ACTIONS = [a, b, c, d]

def modify_action(t1, t2):
    """Sum two tuples"""
    return (t1[0] + t2[0], t1[1] + t2[1])

def is_crossoverable(action1, action2):
    # if action 1 and action 2 are oblique, return False
    dx = abs(action1[0] - action2[0])
    dy = abs(action1[1] - action2[1])
    # return false if the two components are changing together and > 1
    if (dx > 0 and dy > 0) and (dx > 1 or dy > 1):
        return False
    else:
        #print(f'actions: ,{action1, action2}')
        return True

def crossover_path(path1, path2):
    """Crossover two paths"""
    # randomly select a crossover point
    i = np.random.randint(1, min(len(path1), len(path2)))
    while not is_crossoverable(path1[i-1], path2[i]):
        i = np.random.randint(1, min(len(path1), len(path2)))

    # return the two paths joined at the crossover point
    # TODO:  implement controls on move validity

    # until the path is valid, merge the 2 path
    """print(f'point of crossover: {i}')
    print(f'path1: {path1}')
    print(f'path2: {path2}')
    print(f'lenp1: {len(path1[:i])}, path1[:i]: {path1[:i]}')
    print(f'lenp2: {len(path2[i:])}, path2[i:]: {path2[i:]}')"""

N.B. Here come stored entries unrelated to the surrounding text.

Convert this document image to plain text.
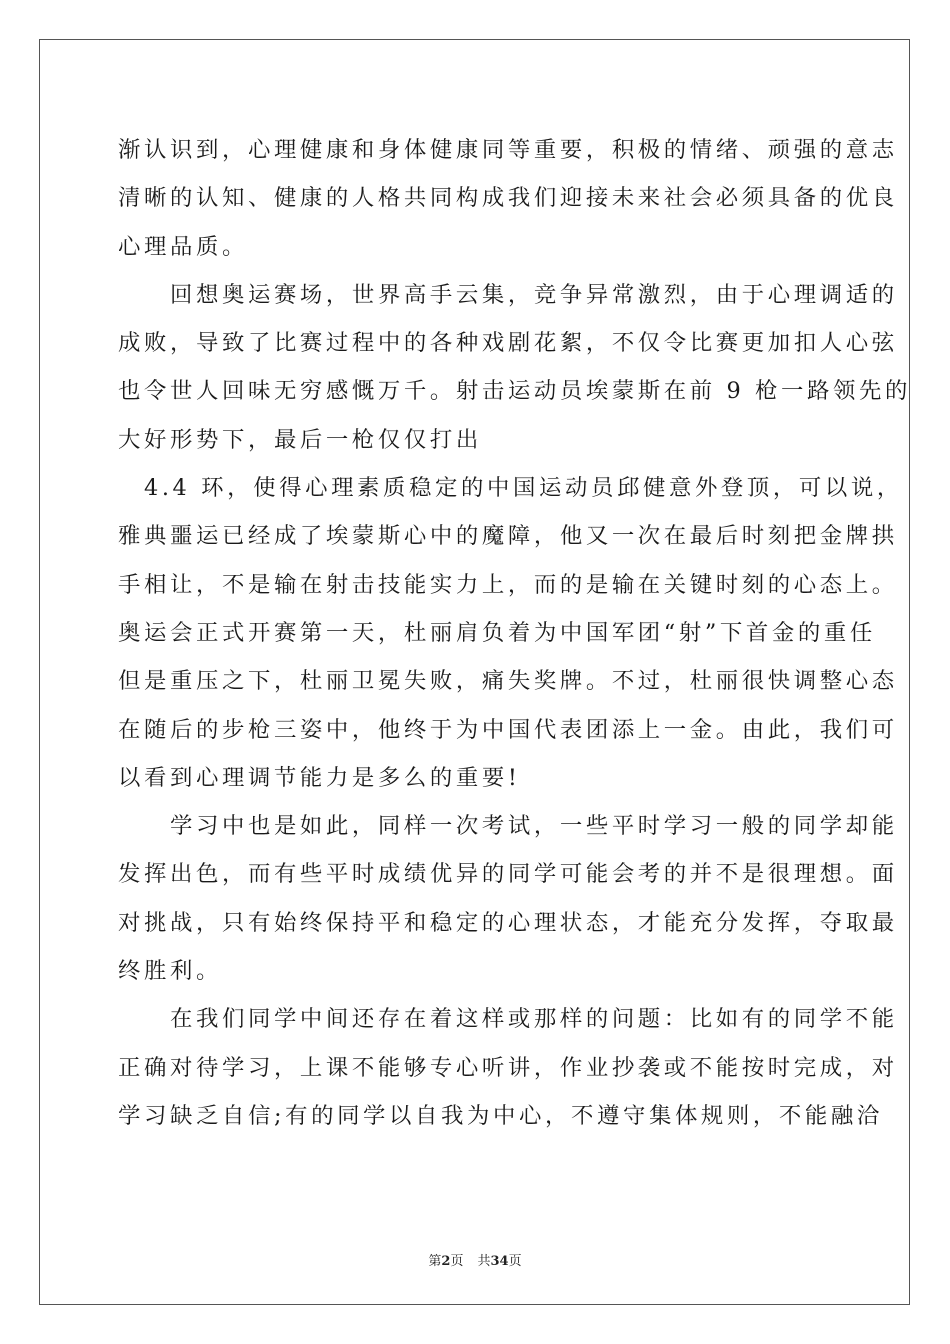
渐认识到，心理健康和身体健康同等重要，积极的情绪、顽强的意志
清晰的认知、健康的人格共同构成我们迎接未来社会必须具备的优良
心理品质。
　　回想奥运赛场，世界高手云集，竞争异常激烈，由于心理调适的
成败，导致了比赛过程中的各种戏剧花絮，不仅令比赛更加扣人心弦
也令世人回味无穷感慨万千。射击运动员埃蒙斯在前 9 枪一路领先的
大好形势下，最后一枪仅仅打出
　4.4 环，使得心理素质稳定的中国运动员邱健意外登顶，可以说，
雅典噩运已经成了埃蒙斯心中的魔障，他又一次在最后时刻把金牌拱
手相让，不是输在射击技能实力上，而的是输在关键时刻的心态上。
奥运会正式开赛第一天，杜丽肩负着为中国军团“射”下首金的重任
但是重压之下，杜丽卫冕失败，痛失奖牌。不过，杜丽很快调整心态
在随后的步枪三姿中，他终于为中国代表团添上一金。由此，我们可
以看到心理调节能力是多么的重要!
　　学习中也是如此，同样一次考试，一些平时学习一般的同学却能
发挥出色，而有些平时成绩优异的同学可能会考的并不是很理想。面
对挑战，只有始终保持平和稳定的心理状态，才能充分发挥，夺取最
终胜利。
　　在我们同学中间还存在着这样或那样的问题：比如有的同学不能
正确对待学习，上课不能够专心听讲，作业抄袭或不能按时完成，对
学习缺乏自信;有的同学以自我为中心，不遵守集体规则，不能融洽
第2页 共34页
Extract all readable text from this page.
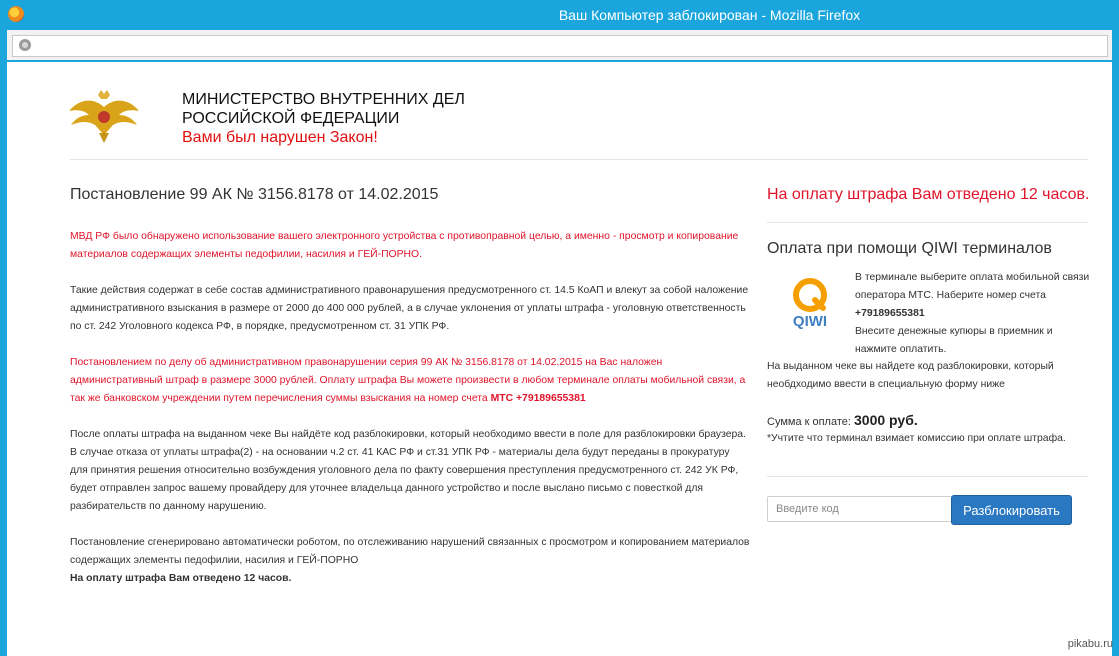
Ваш Компьютер заблокирован - Mozilla Firefox
МИНИСТЕРСТВО ВНУТРЕННИХ ДЕЛ
РОССИЙСКОЙ ФЕДЕРАЦИИ
Вами был нарушен Закон!
Постановление 99 АК № 3156.8178 от 14.02.2015
МВД РФ было обнаружено использование вашего электронного устройства с противоправной целью, а именно - просмотр и копирование материалов содержащих элементы педофилии, насилия и ГЕЙ-ПОРНО.
Такие действия содержат в себе состав административного правонарушения предусмотренного ст. 14.5 КоАП и влекут за собой наложение административного взыскания в размере от 2000 до 400 000 рублей, а в случае уклонения от уплаты штрафа - уголовную ответственность по ст. 242 Уголовного кодекса РФ, в порядке, предусмотренном ст. 31 УПК РФ.
Постановлением по делу об административном правонарушении серия 99 АК № 3156.8178 от 14.02.2015 на Вас наложен административный штраф в размере 3000 рублей. Оплату штрафа Вы можете произвести в любом терминале оплаты мобильной связи, а так же банковском учреждении путем перечисления суммы взыскания на номер счета МТС +79189655381
После оплаты штрафа на выданном чеке Вы найдёте код разблокировки, который необходимо ввести в поле для разблокировки браузера. В случае отказа от уплаты штрафа(2) - на основании ч.2 ст. 41 КАС РФ и ст.31 УПК РФ - материалы дела будут переданы в прокуратуру для принятия решения относительно возбуждения уголовного дела по факту совершения преступления предусмотренного ст. 242 УК РФ, будет отправлен запрос вашему провайдеру для уточнее владельца данного устройство и после выслано письмо с повесткой для разбирательств по данному нарушению.
Постановление сгенерировано автоматически роботом, по отслеживанию нарушений связанных с просмотром и копированием материалов содержащих элементы педофилии, насилия и ГЕЙ-ПОРНО
На оплату штрафа Вам отведено 12 часов.
На оплату штрафа Вам отведено 12 часов.
Оплата при помощи QIWI терминалов
QIWI
В терминале выберите оплата мобильной связи оператора МТС. Наберите номер счета
+79189655381
Внесите денежные купюры в приемник и нажмите оплатить.
На выданном чеке вы найдете код разблокировки, который необдходимо ввести в специальную форму ниже
Сумма к оплате: 3000 руб.
*Учтите что терминал взимает комиссию при оплате штрафа.
Введите код
Разблокировать
pikabu.ru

    pathtry = path1[:i] + path2[i:]

    #concatenete path1 and path2

    for idx in range(1, len(pathtry)):
        if is_wall(game_map[pathtry[idx]]):
            #truncate here pathtry[:idx]
            return path1[:i] + path2[i:idx-1]
    return pathtry

def crossover(actions1, actions2):
    """Crossover two paths"""
    # randomly select a crossover point
    i = np.random.randint(1, min(len(actions1), len(actions2)))
    # return the two paths joined at the crossover point
    return actions1[:i] + actions2[i:]



def mutate_path(path, mutation_rate=0.05):
    """Mutate a path"""
    # randomly select n postions to mutate
    print(f'before mutation {path}')
    actions = actions_from_path(start, path[1:])
    idxs = random.sample(list(range(len(actions)))[1:], k = math.floor(len(actions)/10))
    print("idxs", idxs)
    # randomly select new actions for each position and replace
    # TODO?  implement controls on move validity
    for idx in idxs:
        print(f"valid moves:", get_valid_actions(game_map, path[idx]))
        print(game_map[path[idx]])
        action = random.choice(get_valid_actions(game_map, path[idx]))
        actions[idx] = action
    path = path_from_actions(path[0], actions)
    print(f'after mutation {path}')
    return path

def mutate(actions, mutation_rate=0.05):
    """Mutate a path"""
    # randomly select n postions to mutate
    idxs = random.sample(list(range(len(actions))), k = math.floor(len(actions)/10))
    # randomly select new actions for each position and replace
    for idx in idxs:
        actions[idx] = random.choice([0, 1, 2, 3])
    return actions

In [None]:
start

In [None]:
MAX_GENERATIONS = 100
MAX_INDIVIDUALS = 100

best_scores =[]
best_paths = []



# this is manhattan distance from the last element of the path to the target
fitness_function = lambda path: abs(path[-1][0] - target[0]) + abs(path[-1][1] - target[1])
state = env.reset()
"""env = gym.make(
    "MiniHack-Navigation-Custom-v0",
    observation_keys=("chars", "pixel"),
    des_file = "complex_maze.des",
    max_episode_steps=10000,
)
state = env.reset()
env.render()"""
# create a list of individuals, starting with random moves (illegal actions filtered out)
print("> Creating initial population...")
individuals = [true_random_nsteps(game_map, start, target) for _ in range(MAX_INDIVIDUALS)]
best_fitness = np.inf

print("> Evolving...")
for generation in tqdm(range(MAX_GENERATIONS), postfix=f'best score: {best_fitness:.2f}'):
    
    generation_scores = []
    
    fitnesses = [fitness_function(individual) for individual in individuals]
    ind_actions = [actions_from_path(start, ind) for ind in individuals]
    generation_scores.append(min(fitnesses))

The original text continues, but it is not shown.